With credit card fraud, for instance, you’re going to need quite a few variables from the credit card side, including purchase history and frequency of use. For fraud in the banking area, you look at size of deposits, average check size, the average number of checks written per week and similar variables. In market­ing, you try to build models with all the relative data available on campaign response rates and what types of bank services are used together with different banking products.

In most organizations today, those variables for credit card fraud, banking fraud and marketing would all be stored separately. The customer state vec­tor, on the other hand, works across all operational systems and combines the data needed for all the models into one table. Every time a change is made in a customer’s state, a message is sent to the state vector manager detailing what just occurred. The manager uses that information to update the state vector for the enterprise.

All the data you need for modeling
The idea of the state vector is to collect all the data for all the decision making for an entire enterprise in one place. The CSV is not necessarily storing raw data on every check that’s written. Instead, it might include a summarization of some statistics that are built up from that ac­count. Rather than saving every last bit of customer data from operational systems, it only saves data used in the models the organization is running.

Once the vector is updated, a number of different models can be executed and – if necessary – send information back to, say, the charge department on whether or not to accept that charge. The purpose of the CSV is to supply all the variables needed for all the models throughout the bank, so you can be ready to score any event that occurs using modeling.

One of the important things about this ap­proach is that it leaves all the operational systems untouched. Traditionally, there are so many reports that are dependent upon those silos of data that organiza­tions never merge everything together in one giant database because of the huge amounts of surrounding reporting and verification that goes on within the silos.

A 20 percent lift in model performance
The CSV helps the organization break out of its silo approach and bring fraud data together with customer support data across the organization. By contrast, most data warehousing is not done in real time. Updates are done on a nightly or weekly extract of opera­tional data bases. The CSV becomes more of an operational data store to keep track of the state of everything that’s going on for a different customer.

Once you’ve accumulated all the data used in all the different models, you could expand the models to make use of more data from that state vector and improve your modeling results. Instead of using just card data, for example, you can use card data and banking deposit data.

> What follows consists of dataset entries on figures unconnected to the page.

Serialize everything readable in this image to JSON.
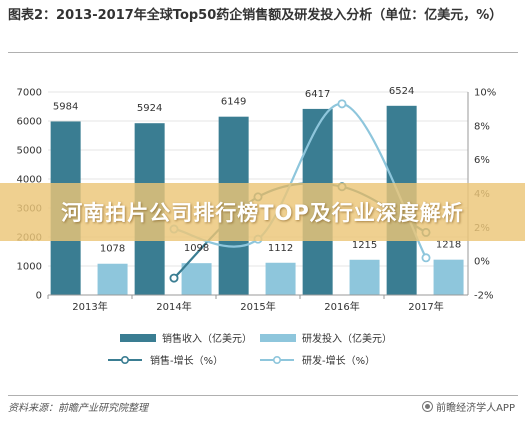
{
  "title": "图表2：2013-2017年全球Top50药企销售额及研发投入分析（单位：亿美元，%）",
  "banner": "河南拍片公司排行榜TOP及行业深度解析",
  "source": "资料来源：前瞻产业研究院整理",
  "brand": "前瞻经济学人APP",
  "colors": {
    "sales_bar": "#3a7d92",
    "rd_bar": "#8ec6dc",
    "sales_growth_line": "#3a7d92",
    "rd_growth_line": "#8ec6dc"
  },
  "chart_data": {
    "type": "bar",
    "title": "2013-2017年全球Top50药企销售额及研发投入分析",
    "categories": [
      "2013年",
      "2014年",
      "2015年",
      "2016年",
      "2017年"
    ],
    "y_left": {
      "ticks": [
        "0",
        "1000",
        "2000",
        "3000",
        "4000",
        "5000",
        "6000",
        "7000"
      ],
      "ylim": [
        0,
        7000
      ]
    },
    "y_right": {
      "ticks": [
        "-2%",
        "0%",
        "2%",
        "4%",
        "6%",
        "8%",
        "10%"
      ],
      "ylim": [
        -2,
        10
      ]
    },
    "series": [
      {
        "name": "销售收入（亿美元）",
        "type": "bar",
        "axis": "left",
        "values": [
          5984,
          5924,
          6149,
          6417,
          6524
        ],
        "labels": [
          "5984",
          "5924",
          "6149",
          "6417",
          "6524"
        ]
      },
      {
        "name": "研发投入（亿美元）",
        "type": "bar",
        "axis": "left",
        "values": [
          1078,
          1098,
          1112,
          1215,
          1218
        ],
        "labels": [
          "1078",
          "1098",
          "1112",
          "1215",
          "1218"
        ]
      },
      {
        "name": "销售-增长（%）",
        "type": "line",
        "axis": "right",
        "values": [
          null,
          -1.0,
          3.8,
          4.4,
          1.7
        ]
      },
      {
        "name": "研发-增长（%）",
        "type": "line",
        "axis": "right",
        "values": [
          null,
          1.9,
          1.3,
          9.3,
          0.2
        ]
      }
    ],
    "legend_position": "bottom"
  }
}
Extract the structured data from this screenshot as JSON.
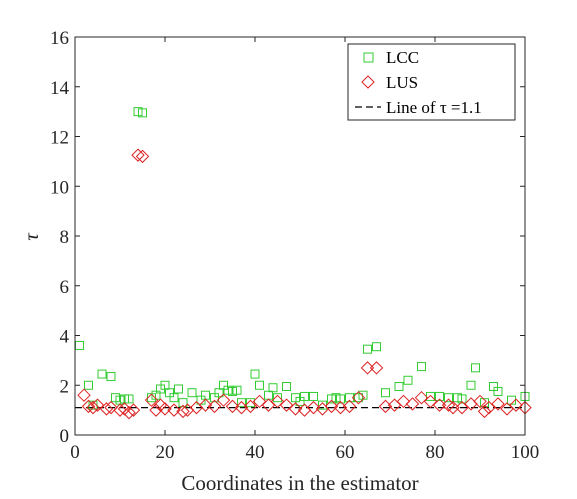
{
  "chart_data": {
    "type": "scatter",
    "xlabel": "Coordinates in the estimator",
    "ylabel": "τ",
    "xlim": [
      0,
      100
    ],
    "ylim": [
      0,
      16
    ],
    "xticks": [
      0,
      20,
      40,
      60,
      80,
      100
    ],
    "yticks": [
      0,
      2,
      4,
      6,
      8,
      10,
      12,
      14,
      16
    ],
    "legend_position": "top-right",
    "series": [
      {
        "name": "LCC",
        "marker": "square",
        "color": "#33cc33",
        "points": [
          [
            1,
            3.6
          ],
          [
            3,
            2.0
          ],
          [
            4,
            1.2
          ],
          [
            6,
            2.45
          ],
          [
            8,
            2.35
          ],
          [
            9,
            1.5
          ],
          [
            10,
            1.4
          ],
          [
            11,
            1.45
          ],
          [
            12,
            1.45
          ],
          [
            14,
            13.0
          ],
          [
            15,
            12.95
          ],
          [
            17,
            1.5
          ],
          [
            18,
            1.6
          ],
          [
            19,
            1.85
          ],
          [
            20,
            2.0
          ],
          [
            21,
            1.7
          ],
          [
            22,
            1.5
          ],
          [
            23,
            1.85
          ],
          [
            24,
            1.3
          ],
          [
            26,
            1.7
          ],
          [
            28,
            1.4
          ],
          [
            29,
            1.6
          ],
          [
            31,
            1.5
          ],
          [
            32,
            1.7
          ],
          [
            33,
            2.0
          ],
          [
            34,
            1.8
          ],
          [
            35,
            1.75
          ],
          [
            36,
            1.8
          ],
          [
            37,
            1.3
          ],
          [
            39,
            1.3
          ],
          [
            40,
            2.45
          ],
          [
            41,
            2.0
          ],
          [
            43,
            1.6
          ],
          [
            44,
            1.9
          ],
          [
            45,
            1.5
          ],
          [
            47,
            1.95
          ],
          [
            49,
            1.5
          ],
          [
            50,
            1.35
          ],
          [
            51,
            1.55
          ],
          [
            53,
            1.55
          ],
          [
            55,
            1.2
          ],
          [
            57,
            1.45
          ],
          [
            58,
            1.5
          ],
          [
            59,
            1.45
          ],
          [
            61,
            1.5
          ],
          [
            63,
            1.5
          ],
          [
            64,
            1.6
          ],
          [
            65,
            3.45
          ],
          [
            67,
            3.55
          ],
          [
            69,
            1.7
          ],
          [
            72,
            1.95
          ],
          [
            74,
            2.2
          ],
          [
            77,
            2.75
          ],
          [
            79,
            1.55
          ],
          [
            81,
            1.55
          ],
          [
            83,
            1.5
          ],
          [
            85,
            1.5
          ],
          [
            86,
            1.45
          ],
          [
            88,
            2.0
          ],
          [
            89,
            2.7
          ],
          [
            91,
            1.3
          ],
          [
            93,
            1.95
          ],
          [
            94,
            1.75
          ],
          [
            97,
            1.4
          ],
          [
            100,
            1.55
          ]
        ]
      },
      {
        "name": "LUS",
        "marker": "diamond",
        "color": "#dd2222",
        "points": [
          [
            2,
            1.6
          ],
          [
            3,
            1.15
          ],
          [
            4,
            1.1
          ],
          [
            5,
            1.2
          ],
          [
            7,
            1.05
          ],
          [
            8,
            1.1
          ],
          [
            10,
            1.0
          ],
          [
            11,
            1.05
          ],
          [
            12,
            0.9
          ],
          [
            13,
            1.0
          ],
          [
            14,
            11.25
          ],
          [
            15,
            11.2
          ],
          [
            17,
            1.4
          ],
          [
            18,
            1.0
          ],
          [
            19,
            1.2
          ],
          [
            20,
            1.05
          ],
          [
            22,
            1.0
          ],
          [
            24,
            0.95
          ],
          [
            25,
            1.0
          ],
          [
            27,
            1.1
          ],
          [
            29,
            1.2
          ],
          [
            31,
            1.15
          ],
          [
            33,
            1.4
          ],
          [
            35,
            1.15
          ],
          [
            37,
            1.1
          ],
          [
            39,
            1.15
          ],
          [
            41,
            1.35
          ],
          [
            43,
            1.2
          ],
          [
            45,
            1.35
          ],
          [
            47,
            1.2
          ],
          [
            49,
            1.05
          ],
          [
            51,
            1.0
          ],
          [
            53,
            1.1
          ],
          [
            55,
            1.05
          ],
          [
            57,
            1.15
          ],
          [
            59,
            1.1
          ],
          [
            61,
            1.15
          ],
          [
            63,
            1.5
          ],
          [
            65,
            2.7
          ],
          [
            67,
            2.7
          ],
          [
            69,
            1.15
          ],
          [
            71,
            1.2
          ],
          [
            73,
            1.35
          ],
          [
            75,
            1.25
          ],
          [
            77,
            1.5
          ],
          [
            79,
            1.35
          ],
          [
            81,
            1.2
          ],
          [
            83,
            1.2
          ],
          [
            84,
            1.1
          ],
          [
            86,
            1.1
          ],
          [
            88,
            1.25
          ],
          [
            90,
            1.35
          ],
          [
            91,
            0.95
          ],
          [
            92,
            1.1
          ],
          [
            94,
            1.25
          ],
          [
            96,
            1.05
          ],
          [
            98,
            1.2
          ],
          [
            100,
            1.1
          ]
        ]
      },
      {
        "name": "Line of τ =1.1",
        "style": "dashed",
        "color": "#000000",
        "x": [
          0,
          100
        ],
        "y": [
          1.1,
          1.1
        ]
      }
    ]
  }
}
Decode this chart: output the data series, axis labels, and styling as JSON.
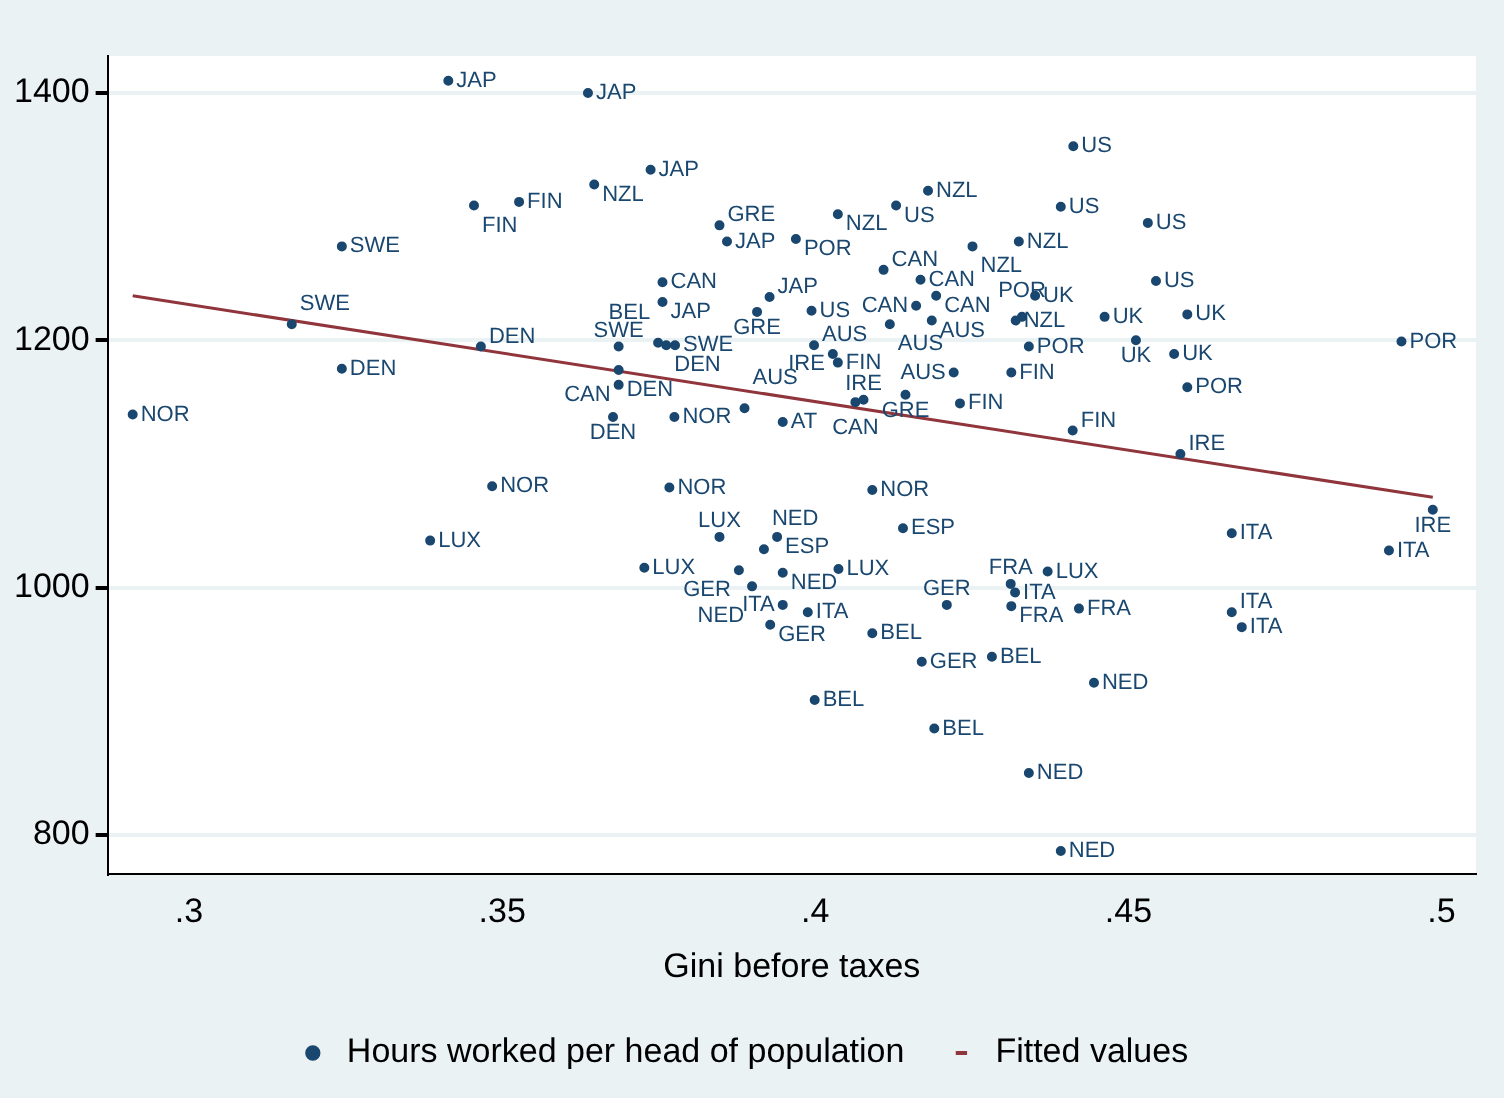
{
  "chart_data": {
    "type": "scatter",
    "xlabel": "Gini before taxes",
    "xlim": [
      0.287,
      0.5055
    ],
    "ylim": [
      768,
      1430
    ],
    "xticks": [
      {
        "value": 0.3,
        "label": ".3"
      },
      {
        "value": 0.35,
        "label": ".35"
      },
      {
        "value": 0.4,
        "label": ".4"
      },
      {
        "value": 0.45,
        "label": ".45"
      },
      {
        "value": 0.5,
        "label": ".5"
      }
    ],
    "yticks": [
      800,
      1000,
      1200,
      1400
    ],
    "grid": "y",
    "legend": "bottom",
    "marker": "circle",
    "series": [
      {
        "name": "Hours worked per head of population",
        "type": "scatter",
        "color": "#1a476f",
        "x": [
          0.3414,
          0.3637,
          0.3737,
          0.3647,
          0.3455,
          0.3527,
          0.3244,
          0.3164,
          0.3244,
          0.291,
          0.3466,
          0.3847,
          0.3859,
          0.3756,
          0.3756,
          0.3907,
          0.3927,
          0.3686,
          0.3749,
          0.3762,
          0.3776,
          0.3686,
          0.3686,
          0.3677,
          0.3775,
          0.3887,
          0.3948,
          0.4412,
          0.4392,
          0.4531,
          0.418,
          0.4129,
          0.4036,
          0.3969,
          0.4251,
          0.4325,
          0.4544,
          0.4109,
          0.4168,
          0.4193,
          0.4161,
          0.4119,
          0.4186,
          0.4351,
          0.432,
          0.433,
          0.4341,
          0.4462,
          0.4594,
          0.4512,
          0.4573,
          0.4594,
          0.4936,
          0.4313,
          0.4221,
          0.4411,
          0.4583,
          0.4091,
          0.3998,
          0.4036,
          0.4028,
          0.4064,
          0.4077,
          0.4144,
          0.4231,
          0.3994,
          0.3484,
          0.3767,
          0.3385,
          0.3847,
          0.3727,
          0.3878,
          0.3899,
          0.3918,
          0.3928,
          0.3948,
          0.3939,
          0.4037,
          0.3948,
          0.3988,
          0.4091,
          0.421,
          0.4312,
          0.4319,
          0.4313,
          0.4371,
          0.4421,
          0.414,
          0.4665,
          0.4916,
          0.4986,
          0.4665,
          0.4681,
          0.417,
          0.4282,
          0.4445,
          0.3999,
          0.419,
          0.4341,
          0.4392
        ],
        "values": [
          1410,
          1400,
          1338,
          1326,
          1309,
          1312,
          1276,
          1213,
          1177,
          1140,
          1195,
          1293,
          1280,
          1247,
          1231,
          1223,
          1235,
          1195,
          1198,
          1196,
          1196,
          1176,
          1164,
          1138,
          1138,
          1145,
          1134,
          1357,
          1308,
          1295,
          1321,
          1309,
          1302,
          1282,
          1276,
          1280,
          1248,
          1257,
          1249,
          1236,
          1228,
          1213,
          1216,
          1236,
          1216,
          1219,
          1195,
          1219,
          1221,
          1200,
          1189,
          1162,
          1199,
          1174,
          1174,
          1127,
          1108,
          1079,
          1196,
          1182,
          1189,
          1150,
          1152,
          1156,
          1149,
          1224,
          1082,
          1081,
          1038,
          1041,
          1016,
          1014,
          1001,
          1031,
          970,
          986,
          1041,
          1015,
          1012,
          980,
          963,
          986,
          1003,
          996,
          985,
          1013,
          983,
          1048,
          1044,
          1030,
          1063,
          980,
          968,
          940,
          944,
          923,
          909,
          886,
          850,
          787
        ],
        "value_labels": [
          "JAP",
          "JAP",
          "JAP",
          "NZL",
          "FIN",
          "FIN",
          "SWE",
          "SWE",
          "DEN",
          "NOR",
          "DEN",
          "GRE",
          "JAP",
          "CAN",
          "JAP",
          "GRE",
          "JAP",
          "SWE",
          "BEL",
          "DEN",
          "SWE",
          "DEN",
          "CAN",
          "DEN",
          "NOR",
          "AUS",
          "AT",
          "US",
          "US",
          "US",
          "NZL",
          "US",
          "NZL",
          "POR",
          "NZL",
          "NZL",
          "US",
          "CAN",
          "CAN",
          "CAN",
          "CAN",
          "AUS",
          "AUS",
          "UK",
          "NZL",
          "POR",
          "POR",
          "UK",
          "UK",
          "UK",
          "UK",
          "POR",
          "POR",
          "FIN",
          "AUS",
          "FIN",
          "IRE",
          "NOR",
          "AUS",
          "FIN",
          "IRE",
          "CAN",
          "IRE",
          "GRE",
          "FIN",
          "US",
          "NOR",
          "NOR",
          "LUX",
          "LUX",
          "LUX",
          "GER",
          "NED",
          "NED",
          "GER",
          "ITA",
          "ESP",
          "LUX",
          "NED",
          "ITA",
          "BEL",
          "GER",
          "FRA",
          "ITA",
          "FRA",
          "LUX",
          "FRA",
          "ESP",
          "ITA",
          "ITA",
          "IRE",
          "ITA",
          "ITA",
          "GER",
          "BEL",
          "NED",
          "BEL",
          "BEL",
          "NED",
          "NED"
        ]
      },
      {
        "name": "Fitted values",
        "type": "line",
        "color": "#90353b",
        "marker": "none",
        "x": [
          0.291,
          0.4986
        ],
        "values": [
          1236,
          1073
        ]
      }
    ]
  }
}
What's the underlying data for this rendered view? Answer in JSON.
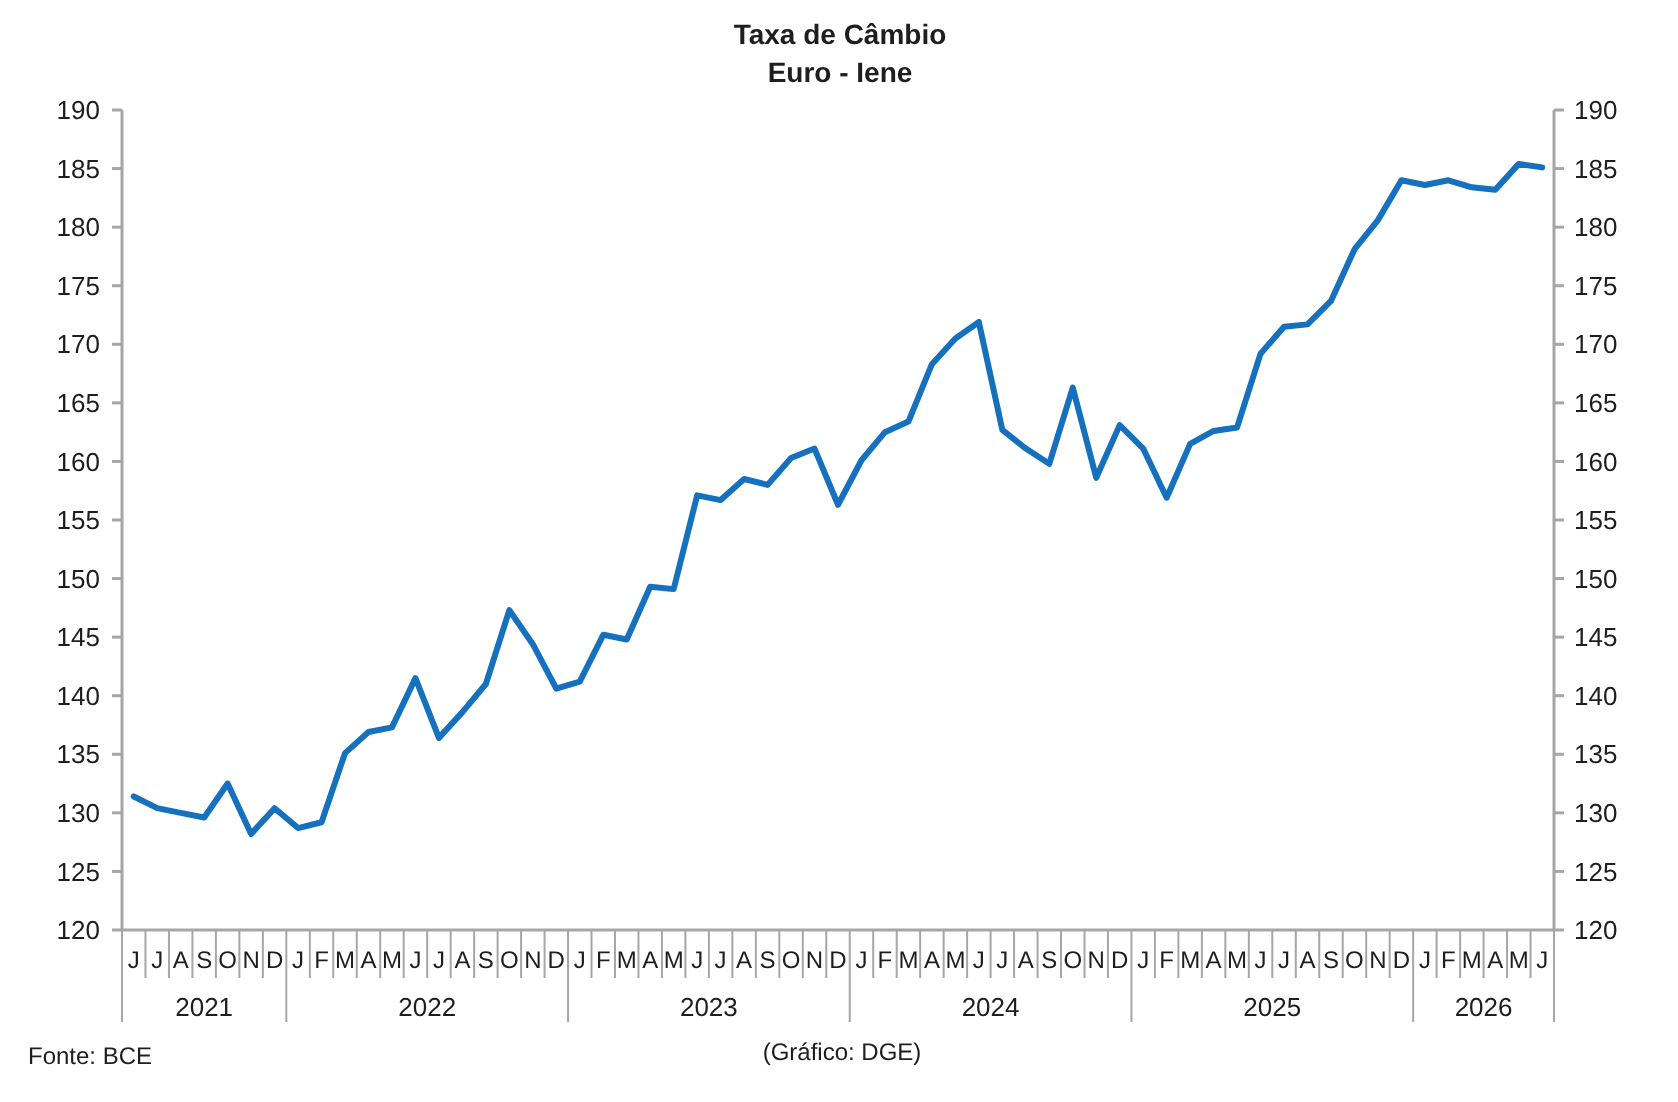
{
  "chart_data": {
    "type": "line",
    "title": "Taxa de Câmbio",
    "subtitle": "Euro - Iene",
    "annotations": [
      "Fonte: BCE",
      "(Gráfico: DGE)",
      "2021",
      "2022",
      "2023",
      "2024",
      "2025",
      "2026"
    ],
    "categories": [
      "J",
      "J",
      "A",
      "S",
      "O",
      "N",
      "D",
      "J",
      "F",
      "M",
      "A",
      "M",
      "J",
      "J",
      "A",
      "S",
      "O",
      "N",
      "D",
      "J",
      "F",
      "M",
      "A",
      "M",
      "J",
      "J",
      "A",
      "S",
      "O",
      "N",
      "D",
      "J",
      "F",
      "M",
      "A",
      "M",
      "J",
      "J",
      "A",
      "S",
      "O",
      "N",
      "D",
      "J",
      "F",
      "M",
      "A",
      "M",
      "J",
      "J",
      "A",
      "S",
      "O",
      "N",
      "D",
      "J",
      "F",
      "M",
      "A",
      "M",
      "J"
    ],
    "series": [
      {
        "color": "#1570be",
        "values": [
          131.4,
          130.4,
          130.0,
          129.6,
          132.5,
          128.2,
          130.4,
          128.7,
          129.2,
          135.1,
          136.9,
          137.3,
          141.5,
          136.4,
          138.6,
          141.0,
          147.3,
          144.4,
          140.6,
          141.2,
          145.2,
          144.8,
          149.3,
          149.1,
          157.1,
          156.7,
          158.5,
          158.0,
          160.3,
          161.1,
          156.3,
          160.1,
          162.5,
          163.4,
          168.3,
          170.5,
          171.9,
          162.7,
          161.1,
          159.8,
          166.3,
          158.6,
          163.1,
          161.1,
          156.9,
          161.5,
          162.6,
          162.9,
          169.2,
          171.5,
          171.7,
          173.7,
          178.1,
          180.6,
          184.0,
          183.6,
          184.0,
          183.4,
          183.2,
          185.4,
          185.1
        ]
      }
    ],
    "line_style": "solid",
    "ylim": [
      120,
      190
    ],
    "yticks": [
      120,
      125,
      130,
      135,
      140,
      145,
      150,
      155,
      160,
      165,
      170,
      175,
      180,
      185,
      190
    ],
    "y2lim": [
      120,
      190
    ],
    "y2ticks": [
      120,
      125,
      130,
      135,
      140,
      145,
      150,
      155,
      160,
      165,
      170,
      175,
      180,
      185,
      190
    ]
  }
}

When you pull in variables from multiple areas across the organization, you’ll start to see an uplift in results as models are updated. I’d predict a 15 percent to 20 percent lift in model performance.

As expectations for CIOs continue to become more strategic and more business-focused, a state vector proj­ect is one way for IT to bring value to the business as a whole. IT leaders aren’t likely to remove the independent silos in their organization, but they can easily gather the data needed from each of those silos and start maintaining one CSV to see what every customer looks like as a whole.

The results in model uplift will be seen across divisions, and operational sys­tems will not be affected. If, like most CIOs, you’re being asked to focus on business gain and long-term strategic plans, consider the benefits of a customer state vector.

Jim Goodnight, CEO, SAS, has been at the company's helm since the its incorporation in 1976, overseeing an unbroken chain of revenue growth - a feat almost unheard of in the software industry.